2024 FA Symposium left us hopeful and yearning for more
A columnist with decades of FA experience shares an important message
While attending a recent Friedreich’s ataxia (FA) symposium, I tried, as I always do, to take in the science.
I’m grateful that the annual symposium, held by the Friedreich’s Ataxia Research Alliance (FARA) and the Friedreich’s Ataxia Center of Excellence at the Children’s Hospital of Philadelphia, always moves so fast. But my social science-trained brain can’t always keep up with all of the medical information that’s presented.
That said, I’m better today at absorbing and understanding presentations at the symposium than I was 13 years ago, when I first attended. So, if you’re new to taking in medical research, keep at it, you’ll improve.
The truth is, I’m much better at understanding emotions than mitochondria!
In a recent column, my friend Elizabeth Hamilton does a great job summarizing much of the research presented Oct. 7. As she observes, we’re all hopeful, yet still want more.
Many emotions, all of them valid
Every year, I see more and more children with Friedreich’s ataxia (FA) at the symposium. I see the fear plastered on their parents’ faces as they feverishly scribble notes about research.

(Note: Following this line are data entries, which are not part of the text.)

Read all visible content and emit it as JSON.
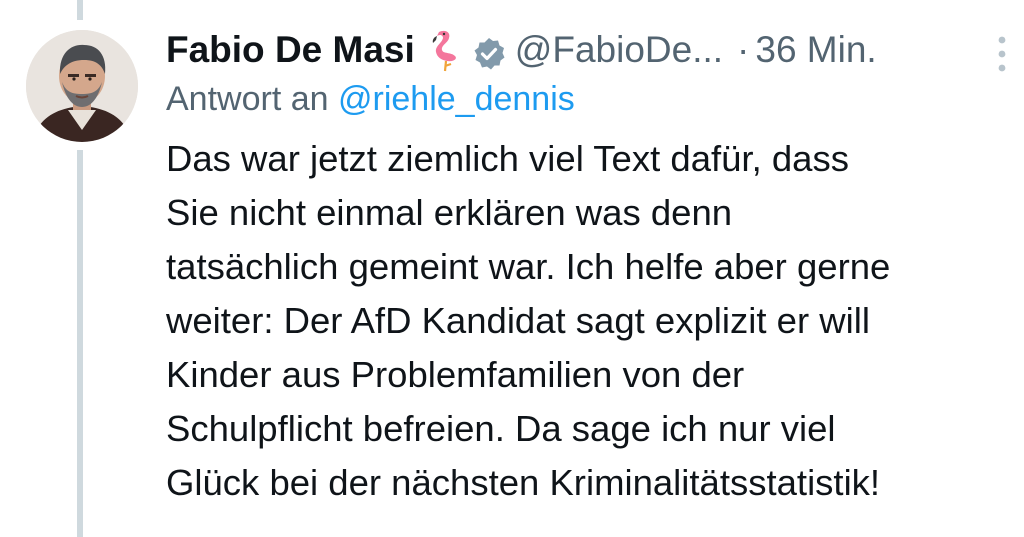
{
  "tweet": {
    "display_name": "Fabio De Masi",
    "handle": "@FabioDe...",
    "separator": "·",
    "timestamp": "36 Min.",
    "reply_prefix": "Antwort an",
    "reply_to": "@riehle_dennis",
    "body_lines": [
      "Das war jetzt ziemlich viel Text dafür, dass",
      "Sie nicht einmal erklären was denn",
      "tatsächlich gemeint war. Ich helfe aber gerne",
      "weiter: Der AfD Kandidat sagt explizit er will",
      "Kinder aus Problemfamilien von der",
      "Schulpflicht befreien. Da sage ich nur viel",
      "Glück bei der nächsten Kriminalitätsstatistik!"
    ]
  },
  "icons": {
    "avatar": "profile-photo",
    "name_emoji": "flamingo-icon",
    "verification": "verified-badge-icon",
    "menu": "more-options-icon"
  },
  "colors": {
    "text_primary": "#0f1419",
    "text_secondary": "#536471",
    "link": "#1d9bf0",
    "thread_line": "#cfd9de",
    "verified_badge": "#829aab"
  }
}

Sometimes the kids look fearful, but often they’re busy connecting with their peers.
It might be that I see more children because at 62, I’m one of the oldest people with FA at the event, so I think everyone younger than me is a child! But I hope it’s really because doctors are better at diagnosing FA now, and consequently, families are joining our community sooner.
I have many mixed emotions when I see children with FA. Firstly, I simply feel sad. These children should be riding their skateboards, learning to do a cartwheel, catching frogs from a stream, or whatever their heart desires. They shouldn’t be struggling to walk at the age of 10.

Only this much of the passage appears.